“The land, through which we have gone to spy it out, is a land that devours its inhabitants, and all the people that we saw in it are of great height. Numbers 13:32
Chief Rabbi Shlomo Riskin of Efrat in the West Bank gives a brilliant teaching on this portion of scripture. For those not familiar, we are coming upon the story of Moses commanding a group of 12 to scout out the Promised Land. Upon returning from the 40-day journey, the scouts come back with an awesome report of the land’s produce, but 10 of the 12 give a very pessimistic and fearful report of the inhabitants.
“There we saw the giants who were the children of giants; we were in our own eyes as grasshoppers, and so were we in their eyes.” Upon the Israelites hearing this report, fear and despair spread like wildfire. Observing this reaction, God sentences them to roam another 40 years in the wilderness since they fail to have faith in God’s ability to give them the land.
Here’s where Rabbi Shlomo Riskin’s brilliant commentary on this verse comes into play. The sin of the scouts is not found in what they said but in the order they delivered it. They began well – “we came to the land…it flows with milk and honey” (v. 27)–butended their report with defeat – “[it's] a land that devours its inhabitants” (v. 32).

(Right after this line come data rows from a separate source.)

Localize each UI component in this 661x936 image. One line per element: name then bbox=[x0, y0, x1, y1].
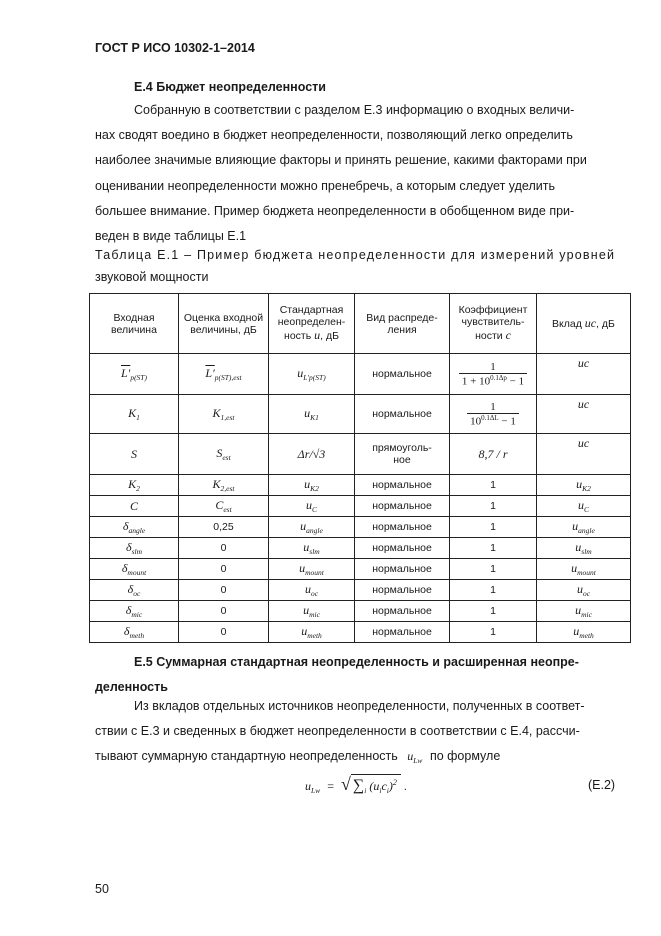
paragraph-line: Из вкладов отдельных источников неопределенности, полученных в соответ- bbox=[134, 699, 585, 713]
uncertainty-budget-table bbox=[89, 293, 631, 643]
paragraph-line: большее внимание. Пример бюджета неопределенности в обобщенном виде при- bbox=[95, 203, 575, 218]
section-e5-title-line: Е.5 Суммарная стандартная неопределенность и расширенная неопре- bbox=[134, 655, 579, 669]
table-row: $\delta_{oc}$ 0 $u_{oc}$ нормальное 1 $u_{oc}$ bbox=[90, 580, 631, 601]
section-e5-title-line: деленность bbox=[95, 680, 168, 695]
table-row: $\delta_{slm}$ 0 $u_{slm}$ нормальное 1 $u_{slm}$ bbox=[90, 538, 631, 559]
table-header-row bbox=[90, 294, 631, 354]
header-distribution: Вид распреде- ления bbox=[355, 294, 450, 354]
table-row: $K_2$ $K_{2,est}$ $u_{K2}$ нормальное 1 $u_{K2}$ bbox=[90, 475, 631, 496]
paragraph-line: веден в виде таблицы Е.1 bbox=[95, 229, 247, 244]
table-row: S $S_{est}$ Δr/√3 прямоуголь- ное 8,7 / r uc bbox=[90, 434, 631, 475]
paragraph-line: тывают суммарную стандартную неопределенность $u_{Lw}$ по формуле bbox=[95, 749, 501, 766]
sensitivity-fraction: $\frac{1}{1 + 10^{0.1\Delta p} - 1}$ bbox=[459, 361, 527, 388]
table-row: $K_1$ $K_{1,est}$ $u_{K1}$ нормальное $\frac{1}{10^{0.1\Delta L} - 1}$ uc bbox=[90, 395, 631, 434]
section-e5-paragraph bbox=[95, 694, 621, 774]
page-number: 50 bbox=[95, 882, 109, 896]
section-e4-title: Е.4 Бюджет неопределенности bbox=[134, 80, 326, 94]
table-row: $\delta_{angle}$ 0,25 $u_{angle}$ нормальное 1 $u_{angle}$ bbox=[90, 517, 631, 538]
sensitivity-fraction: $\frac{1}{10^{0.1\Delta L} - 1}$ bbox=[467, 401, 519, 428]
formula-number: (Е.2) bbox=[588, 778, 616, 792]
section-e4-paragraph bbox=[95, 98, 621, 249]
table-caption-line: Таблица Е.1 – Пример бюджета неопределенности для измерений уровней bbox=[95, 248, 616, 262]
table-caption-line: звуковой мощности bbox=[95, 270, 209, 284]
document-header: ГОСТ Р ИСО 10302-1–2014 bbox=[95, 41, 255, 55]
paragraph-line: ствии с Е.3 и сведенных в бюджет неопределенности в соответствии с Е.4, рассчи- bbox=[95, 724, 580, 739]
section-e5-title bbox=[95, 650, 621, 700]
header-standard-uncertainty: Стандартная неопределен- ность u, дБ bbox=[269, 294, 355, 354]
table-row: $L'_{p(ST)}$ $L'_{p(ST),est}$ $u_{L'p(ST)}$ нормальное $\frac{1}{1 + 10^{0.1\Delta p} - 1}$ uc bbox=[90, 354, 631, 395]
paragraph-line: оценивании неопределенности можно пренебречь, а которым следует уделить bbox=[95, 178, 555, 193]
table-caption bbox=[95, 244, 621, 288]
table-row: $\delta_{mic}$ 0 $u_{mic}$ нормальное 1 $u_{mic}$ bbox=[90, 601, 631, 622]
sqrt-icon: √ bbox=[340, 774, 351, 794]
table-row: C $C_{est}$ $u_C$ нормальное 1 $u_C$ bbox=[90, 496, 631, 517]
paragraph-line: нах сводят воедино в бюджет неопределенности, позволяющий легко определить bbox=[95, 128, 573, 143]
paragraph-line: наиболее значимые влияющие факторы и принять решение, какими факторами при bbox=[95, 153, 587, 168]
header-contribution: Вклад uc, дБ bbox=[537, 294, 631, 354]
header-input-estimate: Оценка входной величины, дБ bbox=[179, 294, 269, 354]
header-input-quantity: Входная величина bbox=[90, 294, 179, 354]
table-row: $\delta_{meth}$ 0 $u_{meth}$ нормальное 1 $u_{meth}$ bbox=[90, 622, 631, 643]
formula-e2: $u_{Lw}$ = √ $\sum_i$ $(u_ic_i)^2$ . bbox=[305, 774, 407, 795]
header-sensitivity-coefficient: Коэффициент чувствитель- ности c bbox=[450, 294, 537, 354]
table-row: $\delta_{mount}$ 0 $u_{mount}$ нормальное 1 $u_{mount}$ bbox=[90, 559, 631, 580]
paragraph-line: Собранную в соответствии с разделом Е.3 информацию о входных величи- bbox=[134, 103, 575, 117]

When God places within our hearts a calling, adversity and resistance will soon follow. The book of Romans explains this process: suffering produces endurance, endurance produces character, character produces hope.

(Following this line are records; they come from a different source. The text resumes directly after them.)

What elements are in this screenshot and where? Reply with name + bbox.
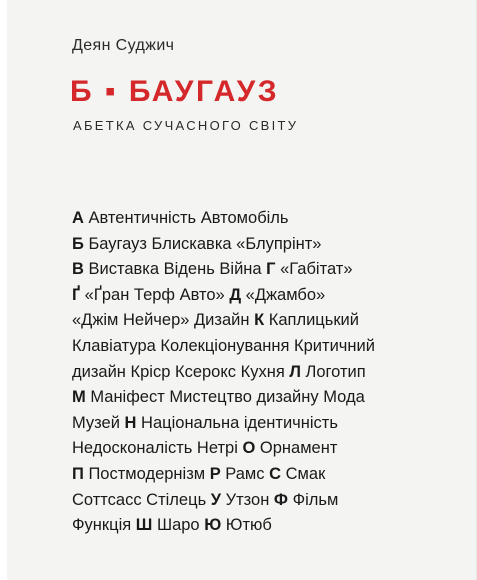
alphabet-letter: Н: [124, 413, 137, 432]
alphabet-letter: О: [242, 439, 256, 458]
alphabet-entries: Смак: [281, 464, 326, 483]
alphabet-entries: Музей: [72, 413, 125, 432]
alphabet-line: [72, 411, 462, 437]
alphabet-letter: В: [72, 260, 84, 279]
alphabet-line: [72, 257, 462, 283]
alphabet-letter: Б: [72, 234, 84, 253]
alphabet-entries: «Габітат»: [275, 260, 353, 279]
alphabet-letter: А: [72, 209, 84, 227]
alphabet-line: [72, 462, 462, 488]
alphabet-entries: Соттсасс Стілець: [72, 490, 211, 509]
alphabet-letter: Ю: [204, 516, 222, 535]
alphabet-entries: «Ґран Терф Авто»: [80, 285, 230, 304]
alphabet-line: [72, 385, 462, 411]
alphabet-line: [72, 206, 462, 232]
alphabet-entries: дизайн Кріср Ксерокс Кухня: [72, 362, 290, 381]
alphabet-entries: Логотип: [300, 362, 366, 381]
alphabet-letter: У: [210, 490, 222, 509]
alphabet-entries: «Джамбо»: [241, 285, 326, 304]
alphabet-entries: Виставка Відень Війна: [83, 260, 267, 279]
alphabet-letter: П: [72, 464, 84, 483]
alphabet-letter: С: [269, 464, 282, 483]
author-name: Деян Суджич: [72, 37, 175, 54]
alphabet-entries: Орнамент: [255, 439, 338, 458]
alphabet-entries: Ютюб: [221, 516, 272, 535]
alphabet-letter: Л: [289, 362, 301, 381]
alphabet-entries: Каплицький: [264, 311, 359, 330]
alphabet-line: [72, 334, 462, 360]
alphabet-letter: Ф: [273, 490, 288, 509]
alphabet-entries: Клавіатура Колекціонування Критичний: [72, 336, 375, 355]
alphabet-entries: Автентичність Автомобіль: [83, 209, 289, 227]
alphabet-entries: Утзон: [221, 490, 274, 509]
alphabet-letter: Р: [209, 464, 221, 483]
alphabet-entries: Рамс: [220, 464, 270, 483]
alphabet-letter: Д: [229, 285, 242, 304]
alphabet-line: [72, 360, 462, 386]
alphabet-line: [72, 232, 462, 258]
alphabet-letter: К: [254, 311, 265, 330]
book-subtitle: АБЕТКА СУЧАСНОГО СВІТУ: [73, 118, 299, 133]
alphabet-entries: Недосконалість Нетрі: [72, 439, 243, 458]
alphabet-entries: Шаро: [152, 516, 205, 535]
alphabet-letter: М: [72, 388, 86, 407]
alphabet-line: [72, 488, 462, 514]
alphabet-entries: Функція: [72, 516, 136, 535]
alphabet-line: [72, 308, 462, 334]
alphabet-list: [72, 206, 462, 539]
alphabet-entries: Фільм: [288, 490, 339, 509]
alphabet-entries: Національна ідентичність: [136, 413, 338, 432]
alphabet-entries: Маніфест Мистецтво дизайну Мода: [85, 388, 365, 407]
alphabet-letter: Ш: [135, 516, 153, 535]
alphabet-line: [72, 283, 462, 309]
alphabet-line: [72, 436, 462, 462]
alphabet-letter: Г: [266, 260, 276, 279]
alphabet-entries: Постмодернізм: [83, 464, 210, 483]
alphabet-entries: «Джім Нейчер» Дизайн: [72, 311, 255, 330]
alphabet-letter: Ґ: [72, 285, 81, 304]
book-cover: [7, 0, 477, 580]
book-title: Б ▪ БАУГАУЗ: [70, 75, 280, 108]
alphabet-line: [72, 513, 462, 539]
alphabet-entries: Баугауз Блискавка «Блупрінт»: [83, 234, 322, 253]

There was nothing wrong with the Israelite spies being honest about the challenges that lay ahead of them (i.e. these are some big fellows we’re gonna fight!). Accurate assessment of costs/sacrifices is a crucial step in our life’s journey.
Sin is not found in us expressing our fears and anxieties. We’re encouraged to “cast [our] cares upon God for He cares for [us]” (Ps. 55:22). Sin is found when we end with fear and anxiety rather than with faith and thanksgiving in God’s character to deliver us into His promises. Rabbi Shlomo Riskin states, “It’s not what you say – it’s the order in which you say it.”